Today, we are going to our annual Thanksgiving get-together with the Free Methodist missionaries here in Taiwan. A few cannot make it because of various reasons. But most of the team members will be there to share in the fun and good food; turkey of course! Every year, I always miss the revelry that we do in the USA. Watching football! (The tradition of watching the Detroit Lions loss on Thanksgiving Day.) Eating pumpkin pie and pink salad at the Mowery Reunion in Cuba, Illinois. Turkey Day is also the time when we pose for the camera and document how the cousins are getting older, or how the four Mowery siblings are growing older. So much for American Mid-west memories. Right now, we are getting ready to face the turkey. "Is anyone bringing corn bread?" I am asking Sarah, but she could not hear me from downstairs. I love corn bread. I hope someone is bringing some today.

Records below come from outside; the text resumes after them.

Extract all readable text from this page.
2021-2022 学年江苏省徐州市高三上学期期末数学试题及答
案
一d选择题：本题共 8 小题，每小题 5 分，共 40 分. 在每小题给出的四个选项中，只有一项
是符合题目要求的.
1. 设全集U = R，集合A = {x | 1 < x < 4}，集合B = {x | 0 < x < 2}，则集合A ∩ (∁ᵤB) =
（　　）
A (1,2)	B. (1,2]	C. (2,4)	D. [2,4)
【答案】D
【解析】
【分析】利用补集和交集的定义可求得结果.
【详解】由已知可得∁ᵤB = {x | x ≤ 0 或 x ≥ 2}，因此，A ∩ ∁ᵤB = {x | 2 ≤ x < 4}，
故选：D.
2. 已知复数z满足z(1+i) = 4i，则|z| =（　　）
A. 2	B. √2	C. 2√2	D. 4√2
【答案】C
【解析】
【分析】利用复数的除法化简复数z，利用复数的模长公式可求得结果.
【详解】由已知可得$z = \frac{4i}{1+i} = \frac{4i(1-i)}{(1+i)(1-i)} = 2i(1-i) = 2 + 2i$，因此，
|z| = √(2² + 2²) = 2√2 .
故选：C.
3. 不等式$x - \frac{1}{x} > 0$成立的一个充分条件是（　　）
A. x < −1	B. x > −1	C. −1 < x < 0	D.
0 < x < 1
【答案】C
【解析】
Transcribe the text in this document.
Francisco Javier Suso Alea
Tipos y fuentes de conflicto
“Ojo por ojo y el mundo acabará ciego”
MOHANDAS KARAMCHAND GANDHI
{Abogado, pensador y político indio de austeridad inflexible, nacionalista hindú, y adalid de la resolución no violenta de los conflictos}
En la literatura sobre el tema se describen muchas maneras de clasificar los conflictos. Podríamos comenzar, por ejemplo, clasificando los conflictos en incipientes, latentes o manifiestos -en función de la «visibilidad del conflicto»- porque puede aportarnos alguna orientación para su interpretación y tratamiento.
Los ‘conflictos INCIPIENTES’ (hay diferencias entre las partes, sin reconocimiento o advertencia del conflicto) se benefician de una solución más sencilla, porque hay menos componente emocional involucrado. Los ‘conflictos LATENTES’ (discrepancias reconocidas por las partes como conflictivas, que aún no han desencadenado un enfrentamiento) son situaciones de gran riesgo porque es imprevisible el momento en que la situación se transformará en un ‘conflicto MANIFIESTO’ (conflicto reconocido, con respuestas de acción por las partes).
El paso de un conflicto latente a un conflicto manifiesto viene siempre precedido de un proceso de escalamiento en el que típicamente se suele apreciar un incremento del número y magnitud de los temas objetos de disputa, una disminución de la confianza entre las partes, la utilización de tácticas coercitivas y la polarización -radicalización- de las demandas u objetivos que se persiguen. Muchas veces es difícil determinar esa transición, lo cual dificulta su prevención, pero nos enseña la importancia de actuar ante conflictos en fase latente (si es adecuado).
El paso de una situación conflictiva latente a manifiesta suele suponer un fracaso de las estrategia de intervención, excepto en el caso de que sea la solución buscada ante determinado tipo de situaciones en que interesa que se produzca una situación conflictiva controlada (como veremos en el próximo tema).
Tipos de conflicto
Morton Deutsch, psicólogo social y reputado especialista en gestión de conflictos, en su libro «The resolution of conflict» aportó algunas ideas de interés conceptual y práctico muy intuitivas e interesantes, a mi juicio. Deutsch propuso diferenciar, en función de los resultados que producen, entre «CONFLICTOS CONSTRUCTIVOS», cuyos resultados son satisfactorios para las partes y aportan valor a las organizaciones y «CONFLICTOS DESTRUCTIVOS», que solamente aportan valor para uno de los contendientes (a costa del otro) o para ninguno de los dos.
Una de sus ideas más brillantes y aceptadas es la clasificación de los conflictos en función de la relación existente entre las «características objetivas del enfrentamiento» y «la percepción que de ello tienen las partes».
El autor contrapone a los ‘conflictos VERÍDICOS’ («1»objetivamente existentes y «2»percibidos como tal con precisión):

Last Thursday evening, during my class in Theological English, we decided to have a shortened class session and to spend the rest of the three-hour period in a "Thanksgiving" party. I read to the class the story of the First Thanksgiving Day, the story of the Pilgrims and the friendly Native Americans. For most of these Taiwanese students, it was their first time to hear this American story of God's guidance and provision for the early settlers. At some parts of the story, I started to choke up. I remembered my experience as a foreign student in Kentucky, and my life as an immigrant in central Illinois, and how much I received love and "guidance" from the Mowery clan, my in-laws, the families of the Prochinas and the Yardys, and many more friends. I would have not made it if not for these "native Americans" who helped me with my USA experience. God was with me the whole time.
These Chinese students prepared roasted chicken, a dried spiced up Peking Duck that I cannot remember its Chinese name, and many other delicacies. For a small group of party goers, they did a lot. We played some Charade game. It was entertaining to see them move between English and Chinese words or phrases. I wished they had brought a Chinese version of these game. (Is there a Chinese version of this Charade game?) It was a good way to celebrate Thanksgiving Day. I came home at around 10:00 P.M and the children were already sleeping. Sarah was still awake but she was struggling with colds and head ache. So, I thought I will have to tell her the story tomorrow. It was unlike the Thanksgiving party at the Mowery fellowship at Cuba, Illinois, but this Kaohsiung revelry was similar because God was there and we celebrated Christian friendship together. Happy Thanksgiving!